So.. Apr. 26th, 2026

AI SUMMARY – Was Sie vor dem Lesen wissen sollten:

  • Die Staatsanwaltschaft in Olmütz hat Anklage gegen einen jungen Mann wegen versuchten Terroranschlags und versuchten Mordes erhoben.
  • Als Jugendlicher soll er versucht haben, eine Synagoge in Brünn in Brand zu setzen.
  • Im März 2024 soll er einen sozial schwachen Mann brutal angegriffen haben, um „zu testen, wie es ist zu töten“.
  • Dem Angeklagten drohen drei bis zwölf Jahre Haft.

PRAG/BRÜNN – Die tschechische Justiz befasst sich mit einem Fall, der Terrorismusvorwürfe, extremistische Online-Propaganda und schwere Gewaltverbrechen miteinander verbindet. Die Staatsanwaltschaft beim Oberstaatsanwaltschaft in Olmütz hat Anklage gegen einen jungen Mann erhoben, der als Jugendlicher versucht haben soll, eine Synagoge in Brünn in Brand zu setzen. Darüber hinaus wird ihm ein versuchter Mord zur Last gelegt.

Wie der stellvertretende Oberstaatsanwalt Radek Bartoš mitteilte, befindet sich der Beschuldigte in Untersuchungshaft. Im Falle einer Verurteilung drohen ihm bis zu zwölf Jahre Freiheitsstrafe.

Versuchter Brandanschlag auf eine Synagoge

Nach Angaben der Anklage soll der Beschuldigte im Januar 2024 gemeinsam mit einer weiteren minderjährigen Person versucht haben, eine Synagoge in Brünn anzuzünden. Da der mutmaßliche Mittäter aufgrund seines Alters strafrechtlich nicht verantwortlich ist, richtet sich die Anklage ausschließlich gegen den heute jungen Erwachsenen.

Der Vorwurf wird als versuchtes besonders schweres Verbrechen eines Terroranschlags eingestuft. Die Ermittlungen begannen im Zuge der Überprüfung einer Gruppe, die in sozialen Netzwerken terroristische Organisationen propagiert und Hass gegen Minderheiten verbreitet haben soll. Dabei stießen die Behörden auf Hinweise auf eine mögliche Radikalisierung des Beschuldigten im digitalen Umfeld.

Brutaler Angriff aus „Erlebnis“-Motiv

Als besonders schwerwiegend gilt ein weiterer Vorfall aus dem März 2024. Laut Anklage soll der junge Mann gemeinsam mit einer minderjährigen Person einen sozial benachteiligten Mann an einen abgelegenen Ort gelockt, ihn alkoholisiert und anschließend brutal attackiert haben.

Demnach schlug und trat der Hauptbeschuldigte so lange auf das Opfer ein, bis es reglos am Boden lag und der Eindruck entstand, es sei tot.
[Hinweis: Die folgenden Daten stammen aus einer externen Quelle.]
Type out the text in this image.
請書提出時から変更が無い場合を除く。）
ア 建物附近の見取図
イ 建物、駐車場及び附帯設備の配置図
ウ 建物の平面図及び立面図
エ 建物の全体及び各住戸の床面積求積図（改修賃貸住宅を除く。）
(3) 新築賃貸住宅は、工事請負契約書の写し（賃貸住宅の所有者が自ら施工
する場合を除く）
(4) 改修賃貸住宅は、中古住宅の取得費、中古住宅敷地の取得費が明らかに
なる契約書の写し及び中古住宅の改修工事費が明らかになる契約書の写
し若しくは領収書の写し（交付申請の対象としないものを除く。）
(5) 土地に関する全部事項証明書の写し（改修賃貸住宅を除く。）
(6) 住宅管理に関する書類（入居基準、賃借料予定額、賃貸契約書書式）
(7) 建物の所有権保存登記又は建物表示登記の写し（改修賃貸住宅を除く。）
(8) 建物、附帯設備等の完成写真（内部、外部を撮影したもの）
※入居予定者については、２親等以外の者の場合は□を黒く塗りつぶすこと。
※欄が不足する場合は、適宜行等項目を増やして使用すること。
Der Mann überlebte jedoch und konnte später Hilfe suchen. Die Staatsanwaltschaft spricht in diesem Zusammenhang von sogenannter „Erlebnisgewalt“ – der Angeklagte habe demnach ausprobieren wollen, wie es sei, einen Menschen zu töten.

Zusätzlich wird ihm Erpressung vorgeworfen. Ein Zeuge des Angriffs sei unter Androhung von Gewalt daran gehindert worden, dem Opfer zu helfen oder die Tat zu melden.

Propaganda und Hass im Internet

Nach Angaben der Ermittler setzte der Beschuldigte seine Aktivitäten auch nach Erreichen der Volljährigkeit fort. In den Jahren 2023 bis 2025 soll er im Internet islamistische Terrororganisationen unterstützt und antisemitische Inhalte verbreitet haben.

Diese Handlungen werden als besonders schweres Verbrechen der Unterstützung und Propagierung von Terrorismus sowie als Straftat der Aufstachelung zum Hass gegen eine Bevölkerungsgruppe eingestuft.

Breitere Debatte über Radikalisierung

Der Fall wirft erneut Fragen nach der Radikalisierung junger Menschen im digitalen Raum auf. Sicherheitsbehörden in Europa beobachten seit Jahren, dass extremistische Ideologien zunehmend über soziale Netzwerke verbreitet werden.

Über Schuld oder Unschuld entscheidet nun das zuständige Gericht. Sollte der Angeklagte in allen Punkten verurteilt werden, droht ihm eine mehrjährige Haftstrafe.